Story: Based in a village in UP, a 10th pass Lakshmikant Chauhan (Akshay Kumar) is married to Gayatri (Radhika Apte) when he empathizes with the problems his bride faces during her period. He questions the practices of not entering the kitchen or temple and sleeping out of her room while she’s menstruating for 5 days. An innovator by passion, Lakshmikant decides to manufacture a low cost pad all by himself but fails. That’s when he decides make his own sanitary pad manufacturing machine understanding the functionality of the existing ones in the market through internet research. However, he asks his female acquaintances to try on his pads for which his wife leaves him and household ladies get embarrassed of. He moves to Indore to build his desired machine where he meets an MBA student Rhea (Sonam Kapoor) and asks her to try out his first pad. Finding his pad comfortable and extraordinary, she convinces her father to fund Lakshmikant for a innovative technology themed competition. He wins it and gets a price Rs. 2 Lakh from the President Of India. He’s awarded by Amitabh Bachchan. On the journey Rhea falls for Lakshmikant, they also travel internationally where he delivers a lecture. Will his achievements melt the hearts of his fellow villagers? That’s what we are set to find out in this social issue oriented film.

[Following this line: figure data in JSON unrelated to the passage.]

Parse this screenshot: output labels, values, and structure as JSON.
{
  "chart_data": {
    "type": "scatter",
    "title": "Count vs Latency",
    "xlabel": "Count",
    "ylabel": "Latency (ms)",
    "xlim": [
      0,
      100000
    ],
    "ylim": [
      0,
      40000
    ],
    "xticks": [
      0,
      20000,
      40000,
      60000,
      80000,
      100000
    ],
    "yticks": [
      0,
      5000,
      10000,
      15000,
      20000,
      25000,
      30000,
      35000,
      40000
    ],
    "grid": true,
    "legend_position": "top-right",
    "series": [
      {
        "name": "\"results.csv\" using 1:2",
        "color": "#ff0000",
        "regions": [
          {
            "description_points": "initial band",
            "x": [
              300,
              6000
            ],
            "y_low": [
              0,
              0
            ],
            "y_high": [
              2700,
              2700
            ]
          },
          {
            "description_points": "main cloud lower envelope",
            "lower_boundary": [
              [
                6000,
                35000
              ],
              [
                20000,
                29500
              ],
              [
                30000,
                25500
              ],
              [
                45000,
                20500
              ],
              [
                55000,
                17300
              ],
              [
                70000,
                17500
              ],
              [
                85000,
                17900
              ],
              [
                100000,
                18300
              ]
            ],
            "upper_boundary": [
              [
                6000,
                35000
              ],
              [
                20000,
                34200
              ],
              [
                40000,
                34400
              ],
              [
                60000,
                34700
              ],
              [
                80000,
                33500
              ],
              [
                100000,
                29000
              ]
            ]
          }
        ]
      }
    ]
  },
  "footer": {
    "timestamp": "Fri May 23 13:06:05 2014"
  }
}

Akshay Kumar proves that he is an underrated performer and can easily strike the right chord in you to invoke a sense of responsibility to do and be better. Despite his super stardom its startling to see him comfortably try on a pad and a pink underwear for a scene. His performance shall help the message reach to the most rigid men out there. He even plays his age by letting his grey’s be uncovered. Having said that, maybe Akshay should be taking a break from these social message oriented films because it’s getting a tad bit repetitive.

Radhika Apte is a great performer. She moulds herself into her characters with perfection, however, while she tries to get the UP accent right you feel her native Marathi touch to her dialogues. Ignoring that, she gives a stellar performance in convincing of being a hesitant wife.

Sonam Kapoor does the required job. If you’re having great expectations from her after ‘Neerja’, she may not give you another path breaking performance but brings the girl-next-door vibe well to her character. She almost wears no make up which may not have been required. Her role is quite significant.

Amitabh Bachchan definitely uplifts the film with his cameo and speech. Leaves you moved!

Music and Dialogues: Music by Amit Trivedi does good for the subject that it deals with, but there is no song really that you’ll be humming apart from the romantic track ‘Aaj Se Meri’ sung by Arijit Singh. Dialogues in the movie feel borderline filmy but the monologues from Amitabh Bachchan and Akshay Kumar are worth a standing ovation.


Direction: R. Balki’s ‘PadMan’ has one clear agenda, to break the taboo around mensural health and it does it’s job well. Coming from the school of Balki’s cinema, this may not be his best film but definitely not the worst. The film is preachy and there’s not much scope of entertainment through comedy, unlike Akshay’s previous film ‘Toilet: Ek Prem Katha’. The first half of the film is gripping and one of the high points of the film come then and there way before the interval, the second half may feel dragged but an empowering climax makes up for it. Overall, Balki makes a documentary out of this story.

One cringe-worthy sequence is the kiss between Sonam Kapoor and Akshay Kumar which was unnecessary. This short spun love angle, which Lakshmikant doesn’t seem to have a problem, contradicts with the initial plot of the story starting out as a love story between the husband and wife.

The cinematography didn’t seem to have much scope.

Cinespeaks Verdict: ‘PadMan’ has to be watched for educating every person whether a male or female that mensuration is a very natural phenomenon and we don’t need to shy away from it. Few flaws, less entertaining but a very strong message. Cinespeaks gives the film 3 stars.